Polska - Włochy transmisja na żywo
Nasz zespół do stolicy Anglii dotarł we wtorek. A już w niedzielę (godz. 21) zmierzy się z Włochami, najgroźniejszym grupowym rywalem. Nasze "Orły" mają z ekipą Mauro Berruto niekorzystny bilans spotkań. A o formie "Azzurrich" trudno teraz cokolwiek powiedzieć. Po wygraniu turnieju kwalifikacyjnego do igrzysk i pierwszym weekendzie Ligi Światowej szkoleniowiec zabrał swoich podstawowych graczy na zgrupowanie.
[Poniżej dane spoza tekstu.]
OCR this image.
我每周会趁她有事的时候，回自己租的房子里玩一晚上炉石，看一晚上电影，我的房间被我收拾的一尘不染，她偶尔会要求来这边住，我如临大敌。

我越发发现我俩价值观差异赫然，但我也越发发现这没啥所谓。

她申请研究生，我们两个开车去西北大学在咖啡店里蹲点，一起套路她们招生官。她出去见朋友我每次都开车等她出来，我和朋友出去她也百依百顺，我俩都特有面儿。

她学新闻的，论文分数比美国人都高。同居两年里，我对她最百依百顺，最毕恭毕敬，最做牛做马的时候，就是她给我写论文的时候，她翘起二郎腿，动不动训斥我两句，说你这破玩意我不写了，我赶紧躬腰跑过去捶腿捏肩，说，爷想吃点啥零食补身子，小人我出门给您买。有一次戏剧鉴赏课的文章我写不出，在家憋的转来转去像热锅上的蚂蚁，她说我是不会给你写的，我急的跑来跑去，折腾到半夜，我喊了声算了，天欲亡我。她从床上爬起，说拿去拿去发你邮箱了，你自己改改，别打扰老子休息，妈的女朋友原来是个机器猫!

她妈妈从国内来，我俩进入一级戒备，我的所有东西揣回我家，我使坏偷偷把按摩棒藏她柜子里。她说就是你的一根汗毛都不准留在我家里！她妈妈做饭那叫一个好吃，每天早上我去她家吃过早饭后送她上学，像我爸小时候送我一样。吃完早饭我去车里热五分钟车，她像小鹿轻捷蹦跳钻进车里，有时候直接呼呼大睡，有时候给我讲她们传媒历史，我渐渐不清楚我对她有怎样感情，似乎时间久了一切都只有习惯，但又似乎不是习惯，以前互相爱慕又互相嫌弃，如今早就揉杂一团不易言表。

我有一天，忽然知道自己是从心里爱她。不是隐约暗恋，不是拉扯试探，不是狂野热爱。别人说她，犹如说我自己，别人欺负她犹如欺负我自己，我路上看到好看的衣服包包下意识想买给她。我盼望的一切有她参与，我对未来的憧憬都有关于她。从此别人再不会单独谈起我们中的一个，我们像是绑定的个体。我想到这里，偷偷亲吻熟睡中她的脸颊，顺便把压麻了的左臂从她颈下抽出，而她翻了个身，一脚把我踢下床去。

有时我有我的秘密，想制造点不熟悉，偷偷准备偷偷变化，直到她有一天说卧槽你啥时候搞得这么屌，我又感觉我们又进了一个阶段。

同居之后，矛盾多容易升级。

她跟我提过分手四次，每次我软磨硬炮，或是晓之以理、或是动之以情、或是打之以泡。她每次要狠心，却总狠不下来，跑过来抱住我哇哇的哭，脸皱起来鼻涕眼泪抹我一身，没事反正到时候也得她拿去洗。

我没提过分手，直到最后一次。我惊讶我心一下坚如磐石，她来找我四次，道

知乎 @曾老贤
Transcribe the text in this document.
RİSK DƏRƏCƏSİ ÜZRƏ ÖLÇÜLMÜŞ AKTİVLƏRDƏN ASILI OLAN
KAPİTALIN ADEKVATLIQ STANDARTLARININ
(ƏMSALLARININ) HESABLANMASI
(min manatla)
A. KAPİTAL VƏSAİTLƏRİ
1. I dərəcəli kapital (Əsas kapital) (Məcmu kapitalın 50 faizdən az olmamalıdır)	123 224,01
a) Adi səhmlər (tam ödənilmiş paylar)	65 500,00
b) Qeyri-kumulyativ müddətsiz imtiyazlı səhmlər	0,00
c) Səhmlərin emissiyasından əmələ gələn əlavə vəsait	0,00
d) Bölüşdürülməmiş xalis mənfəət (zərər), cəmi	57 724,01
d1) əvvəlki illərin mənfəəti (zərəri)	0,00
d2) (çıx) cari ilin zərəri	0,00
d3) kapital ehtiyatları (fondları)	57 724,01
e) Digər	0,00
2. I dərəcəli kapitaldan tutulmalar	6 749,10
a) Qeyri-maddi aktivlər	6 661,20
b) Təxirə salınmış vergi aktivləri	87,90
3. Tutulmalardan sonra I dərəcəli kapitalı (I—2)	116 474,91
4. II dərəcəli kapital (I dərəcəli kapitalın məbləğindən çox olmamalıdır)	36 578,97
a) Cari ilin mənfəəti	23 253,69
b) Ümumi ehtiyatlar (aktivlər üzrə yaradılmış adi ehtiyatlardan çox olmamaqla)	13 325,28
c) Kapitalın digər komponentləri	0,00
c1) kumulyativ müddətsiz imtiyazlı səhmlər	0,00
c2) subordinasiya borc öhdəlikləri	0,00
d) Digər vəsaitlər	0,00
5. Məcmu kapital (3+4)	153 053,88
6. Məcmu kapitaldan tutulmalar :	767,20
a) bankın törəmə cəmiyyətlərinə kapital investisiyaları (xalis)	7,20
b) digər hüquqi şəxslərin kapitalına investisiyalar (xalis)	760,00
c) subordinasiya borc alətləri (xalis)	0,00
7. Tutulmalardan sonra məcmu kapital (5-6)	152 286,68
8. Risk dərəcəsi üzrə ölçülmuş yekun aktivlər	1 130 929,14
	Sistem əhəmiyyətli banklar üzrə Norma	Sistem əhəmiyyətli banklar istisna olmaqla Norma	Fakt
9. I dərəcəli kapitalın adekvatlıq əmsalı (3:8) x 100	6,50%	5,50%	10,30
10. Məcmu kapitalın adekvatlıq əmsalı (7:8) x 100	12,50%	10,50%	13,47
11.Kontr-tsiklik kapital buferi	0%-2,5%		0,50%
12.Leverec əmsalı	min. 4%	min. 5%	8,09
W miniony weekend Włosi wygrali (4:0 i 3:0) sparingi z Serbią. Niedzielny rywal to zdecydowanie najbardziej utytułowany zespół w grupie - trzy mistrzostwa świata i sześć mistrzostw Europy. "Azzurri" nie mają jednak w swojej kolekcji olimpijskiego złota, które będą chcieli wywalczyć w Londynie.
Nasi zawodnicy i trener są pewni swojej klasy, lecz studzą optymizm. Polacy nie tylko w kraju wymieniani są bowiem jako główni kandydaci do zdobycia złotego medalu. - Przyjechaliśmy jako zwycięzcy Ligi Światowej. Ale to już historia, a igrzyska to zupełnie inny turniej. Dla nas w tej chwili liczy się przede wszystkim pierwszy mecz - powiedział trener Anastasi. Dla szkoleniowca nie ma szczególnego znaczenia, że przyjdzie mu zagrać przeciwko rodakom. Tym bardziej, że to nie pierwsza dla niego taka konfrontacja.
W kolejnych grupowych meczach Polacy zmierzą się z Bułgarią, Argentyną, Australią i Wielką Brytanią.